Schwächen hat auch Julian Nagelsmann bei den Paderbornern ausgemacht. Klar, sonst würde der Aufsteiger nicht auf dem letzten Platz stehen. Auch wenn der SCP für Konter nicht anfällig sei, habe er Zonen gesehen, in die man spielen kann und in denen Paderborn Probleme hat.
Genau diese Zonen sollen seine Spieler natürlich am Samstagnachmittag finden, um den vierten Sieg in der Bundesliga hintereinander einzufahren.

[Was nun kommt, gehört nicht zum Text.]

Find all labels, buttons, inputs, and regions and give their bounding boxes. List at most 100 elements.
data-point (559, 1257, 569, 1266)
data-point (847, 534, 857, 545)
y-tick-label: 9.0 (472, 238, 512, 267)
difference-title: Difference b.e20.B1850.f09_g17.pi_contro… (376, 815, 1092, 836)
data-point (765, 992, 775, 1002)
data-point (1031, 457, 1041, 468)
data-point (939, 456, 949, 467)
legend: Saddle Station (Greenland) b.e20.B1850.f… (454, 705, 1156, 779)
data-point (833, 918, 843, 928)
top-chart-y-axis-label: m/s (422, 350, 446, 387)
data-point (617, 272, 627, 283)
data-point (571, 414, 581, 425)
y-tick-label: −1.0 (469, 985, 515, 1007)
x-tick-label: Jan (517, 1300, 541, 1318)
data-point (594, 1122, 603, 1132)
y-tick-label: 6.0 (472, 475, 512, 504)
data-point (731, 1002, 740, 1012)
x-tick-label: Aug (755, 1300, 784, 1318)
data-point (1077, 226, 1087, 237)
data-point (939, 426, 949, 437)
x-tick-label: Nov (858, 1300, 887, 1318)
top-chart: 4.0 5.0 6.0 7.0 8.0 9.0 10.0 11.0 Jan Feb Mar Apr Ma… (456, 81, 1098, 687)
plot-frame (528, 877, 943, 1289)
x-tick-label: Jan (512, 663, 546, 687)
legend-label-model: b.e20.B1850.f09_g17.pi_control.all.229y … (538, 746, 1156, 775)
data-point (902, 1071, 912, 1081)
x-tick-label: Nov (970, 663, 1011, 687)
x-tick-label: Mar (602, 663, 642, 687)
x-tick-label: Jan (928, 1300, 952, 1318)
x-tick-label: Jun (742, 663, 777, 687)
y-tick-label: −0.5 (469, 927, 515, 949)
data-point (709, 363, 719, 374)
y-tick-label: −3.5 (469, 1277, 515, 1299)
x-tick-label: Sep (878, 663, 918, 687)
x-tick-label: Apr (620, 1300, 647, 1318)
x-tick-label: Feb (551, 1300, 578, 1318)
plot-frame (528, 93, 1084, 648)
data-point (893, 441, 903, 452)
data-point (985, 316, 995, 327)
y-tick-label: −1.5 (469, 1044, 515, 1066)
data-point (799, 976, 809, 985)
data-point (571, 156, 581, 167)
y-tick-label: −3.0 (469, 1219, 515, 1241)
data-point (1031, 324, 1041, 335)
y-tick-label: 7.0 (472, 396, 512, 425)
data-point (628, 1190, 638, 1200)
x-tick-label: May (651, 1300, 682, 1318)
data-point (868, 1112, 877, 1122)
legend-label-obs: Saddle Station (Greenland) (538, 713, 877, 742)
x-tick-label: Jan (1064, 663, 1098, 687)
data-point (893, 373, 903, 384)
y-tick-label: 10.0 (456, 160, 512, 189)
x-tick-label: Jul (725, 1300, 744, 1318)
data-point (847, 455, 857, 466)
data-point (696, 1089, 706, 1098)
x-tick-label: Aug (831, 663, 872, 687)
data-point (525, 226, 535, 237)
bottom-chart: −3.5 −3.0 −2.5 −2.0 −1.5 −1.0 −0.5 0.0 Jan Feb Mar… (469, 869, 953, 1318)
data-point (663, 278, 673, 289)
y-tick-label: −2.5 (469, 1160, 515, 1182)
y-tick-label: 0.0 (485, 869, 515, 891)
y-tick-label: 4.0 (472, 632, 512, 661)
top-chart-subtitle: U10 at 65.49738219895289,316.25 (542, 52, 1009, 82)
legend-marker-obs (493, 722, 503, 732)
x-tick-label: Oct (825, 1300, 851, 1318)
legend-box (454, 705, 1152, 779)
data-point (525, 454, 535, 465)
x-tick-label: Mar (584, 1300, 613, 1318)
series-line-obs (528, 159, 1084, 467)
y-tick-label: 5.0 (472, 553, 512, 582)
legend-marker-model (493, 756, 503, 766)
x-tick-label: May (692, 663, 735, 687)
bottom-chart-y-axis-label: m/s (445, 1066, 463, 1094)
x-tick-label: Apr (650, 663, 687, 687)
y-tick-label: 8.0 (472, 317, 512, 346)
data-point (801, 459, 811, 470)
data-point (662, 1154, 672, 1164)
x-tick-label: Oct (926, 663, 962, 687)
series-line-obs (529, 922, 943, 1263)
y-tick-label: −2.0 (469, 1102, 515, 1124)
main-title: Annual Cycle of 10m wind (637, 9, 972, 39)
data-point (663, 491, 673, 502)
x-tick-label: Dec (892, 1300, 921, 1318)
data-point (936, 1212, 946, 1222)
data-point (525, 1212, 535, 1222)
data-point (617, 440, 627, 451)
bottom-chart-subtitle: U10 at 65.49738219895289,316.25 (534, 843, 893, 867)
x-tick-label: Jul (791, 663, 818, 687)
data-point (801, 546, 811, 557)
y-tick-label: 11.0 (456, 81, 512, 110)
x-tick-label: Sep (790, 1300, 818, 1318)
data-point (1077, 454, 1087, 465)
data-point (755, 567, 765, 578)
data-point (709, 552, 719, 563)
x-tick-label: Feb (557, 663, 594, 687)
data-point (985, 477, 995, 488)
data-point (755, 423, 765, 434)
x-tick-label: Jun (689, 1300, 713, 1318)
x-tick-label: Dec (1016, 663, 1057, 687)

Partie mit hohem Laufaufwand zu erwarten
Rechnen sollte das Nagelsmann-Team dabei auch in körperlichen Belangen mit maximalem Gegenwind. Mit 119 Kilometern pro Spiel ist Paderborn die Mannschaft der Liga mit dem zweithöchsten Laufaufwand. Während RB unter der Woche gegen Benfica viele Meter machen musste und viele Ausfälle beklagt, geht Paderborn mit komplettem Team und ausgeruht in die Partie. Eine Partie, die viel Fußball verspricht, weil sich zwei Trainer begegnen, die ihren Mannschaften fußballerische Lösungen zutrauen und diese auch verlangen.

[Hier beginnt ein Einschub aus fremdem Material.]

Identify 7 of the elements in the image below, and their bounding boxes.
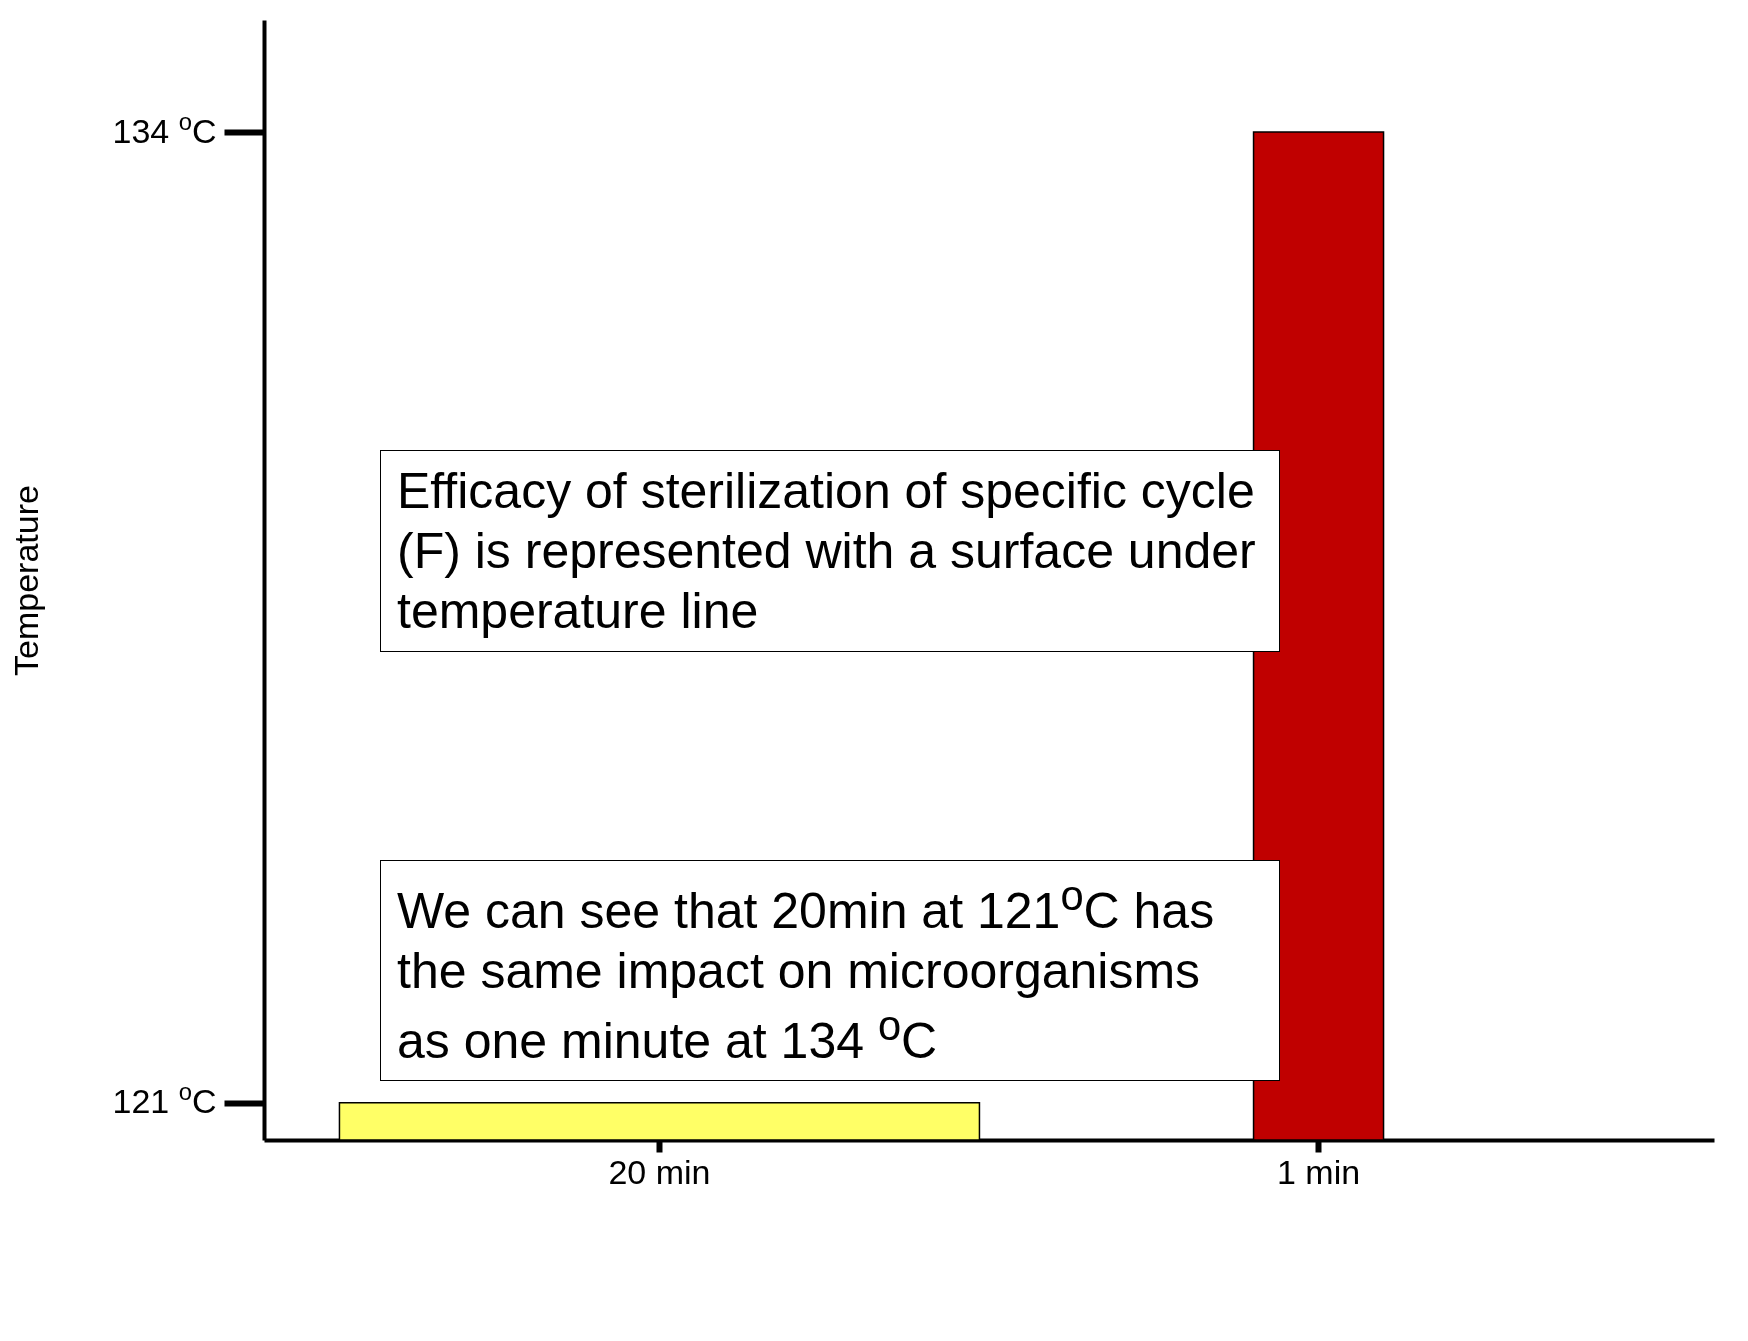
annotation: Efficacy of sterilization of specific cycle (F) is represented with a surface under temperature line <box>380 450 1280 652</box>
y-tick-label: 121 $^{o}$C <box>112 1077 217 1121</box>
x-tick-label: 1 min <box>1276 1152 1361 1191</box>
y-tick-label: 134 $^{o}$C <box>112 107 217 150</box>
x-tick-label: 20 min <box>608 1152 711 1191</box>
annotation: We can see that 20min at 121$^{o}$C has the same impact on microorganisms as one minute at 134 $^{o}$C <box>380 860 1280 1082</box>
y-axis-title: Temperature <box>6 485 45 676</box>
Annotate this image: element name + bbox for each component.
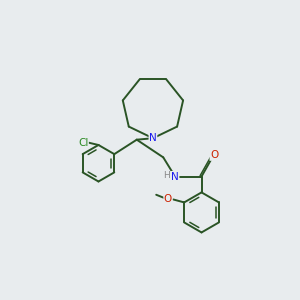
Text: Cl: Cl [78,138,88,148]
Text: O: O [210,150,218,160]
Text: N: N [171,172,179,182]
Text: N: N [149,133,157,143]
Text: H: H [164,171,170,180]
Text: O: O [164,194,172,205]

Die fußballerische Qualität spricht in diesem Schlagabtausch natürlich für RB Leipzig. Das Lob, das Julian Nagelsmann Richtung Paderborn vorausschickt, ist aber durchaus von sportlichen Leistungen und nicht zuletzt vom 3:3 des SCP beim BVB gedeckt. Von den schnellen Offensivkräften der Hausherren überrollt zu werden, dürfte aber das letzte sein, wonach Nagelsmann bei seinem ersten Ausflug nach Paderborn der Sinn steht. Nicht zuletzt deswegen versuchte der RB-Coach die Sinne seiner Spieler damit zu schärfen, dass er die Begegnung zum "großen Charakterspiel" machte. Mal sehen, welchen Charakter die RasenBallsportler in Paderborn zeigen werden.